To illustrate simple negligence, he used the example of a motorist causing a collision by running a red light while checking a text message on a cell phone.

Both Lipscomb and Flournoy said the felony charge against Marshall is predicated partly on his causing Hill’s death while committing the unlawful act of pointing a gun at another person, a misdemeanor under Georgia law.

Flournoy acknowledged the two men’s conduct violated the first rule of firearms safety: “Never point a gun at somebody else.” But unlike Hill, Marshall was not familiar with firearms, and did not know what he was doing: “He doesn’t know what a safety is on a shotgun,” the attorney said.

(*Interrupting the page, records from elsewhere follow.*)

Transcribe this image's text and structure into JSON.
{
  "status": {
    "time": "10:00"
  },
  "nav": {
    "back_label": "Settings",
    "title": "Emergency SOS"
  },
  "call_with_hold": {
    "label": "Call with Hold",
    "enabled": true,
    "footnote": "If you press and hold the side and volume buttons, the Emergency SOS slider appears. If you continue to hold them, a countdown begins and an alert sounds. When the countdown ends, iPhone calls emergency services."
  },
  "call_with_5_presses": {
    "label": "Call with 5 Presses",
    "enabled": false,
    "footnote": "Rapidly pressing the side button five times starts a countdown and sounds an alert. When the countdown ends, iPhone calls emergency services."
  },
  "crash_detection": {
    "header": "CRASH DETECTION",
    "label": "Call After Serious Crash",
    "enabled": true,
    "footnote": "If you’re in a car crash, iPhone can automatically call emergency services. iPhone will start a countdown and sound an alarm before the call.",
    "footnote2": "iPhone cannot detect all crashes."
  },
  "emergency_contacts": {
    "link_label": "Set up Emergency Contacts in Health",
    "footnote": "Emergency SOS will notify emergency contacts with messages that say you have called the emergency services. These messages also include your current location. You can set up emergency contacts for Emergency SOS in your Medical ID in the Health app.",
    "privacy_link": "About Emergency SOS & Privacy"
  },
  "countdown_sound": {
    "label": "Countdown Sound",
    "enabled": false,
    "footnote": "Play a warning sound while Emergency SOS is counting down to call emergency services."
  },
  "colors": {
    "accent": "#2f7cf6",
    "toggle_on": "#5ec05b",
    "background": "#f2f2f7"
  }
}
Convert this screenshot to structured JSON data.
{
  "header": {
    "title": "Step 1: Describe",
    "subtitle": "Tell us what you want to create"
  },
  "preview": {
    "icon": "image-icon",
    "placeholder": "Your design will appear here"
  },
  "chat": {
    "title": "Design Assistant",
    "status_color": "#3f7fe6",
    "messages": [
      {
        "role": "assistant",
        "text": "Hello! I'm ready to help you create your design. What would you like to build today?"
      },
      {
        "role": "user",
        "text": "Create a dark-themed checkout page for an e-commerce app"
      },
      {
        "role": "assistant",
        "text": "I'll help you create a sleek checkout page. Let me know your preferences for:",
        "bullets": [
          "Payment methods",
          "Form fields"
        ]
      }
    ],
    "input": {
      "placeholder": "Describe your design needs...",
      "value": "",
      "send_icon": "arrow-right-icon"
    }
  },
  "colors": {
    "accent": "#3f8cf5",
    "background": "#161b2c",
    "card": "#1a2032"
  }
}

Having pumped the Mossberg so that it ejected a shell, Marshall thought the gun’s firing chamber was empty, Flournoy said.

Marshall was 19 years old when the shooting happened. Day was 22, and Hill had just turned 21 the day before.

Marshall’s trial resumes Wednesday in Judge Ron Mullins’ court. If convicted of felony involuntary manslaughter, he faces up to 10 years in prison.

His is not the only involuntary manslaughter case moving through the Columbus courts, after a shooting resulting from a mishandled gun.

Last year 18-year-old Carver High School graduate Richard Cummings Jr. died after he was shot in a car on July 14.

Investigators summoned to the scene at 909 Farr Road said Cummings was in the front seat of the car when a backseat passenger fired a shot that penetrated Cummings’ back and lodged in his chest.

Police in that case charged Alex Antonio Wilson, 18, with involuntary manslaughter and reckless conduct. A second suspect, Lorenza Davonta Madden, 19, was charged only with reckless conduct.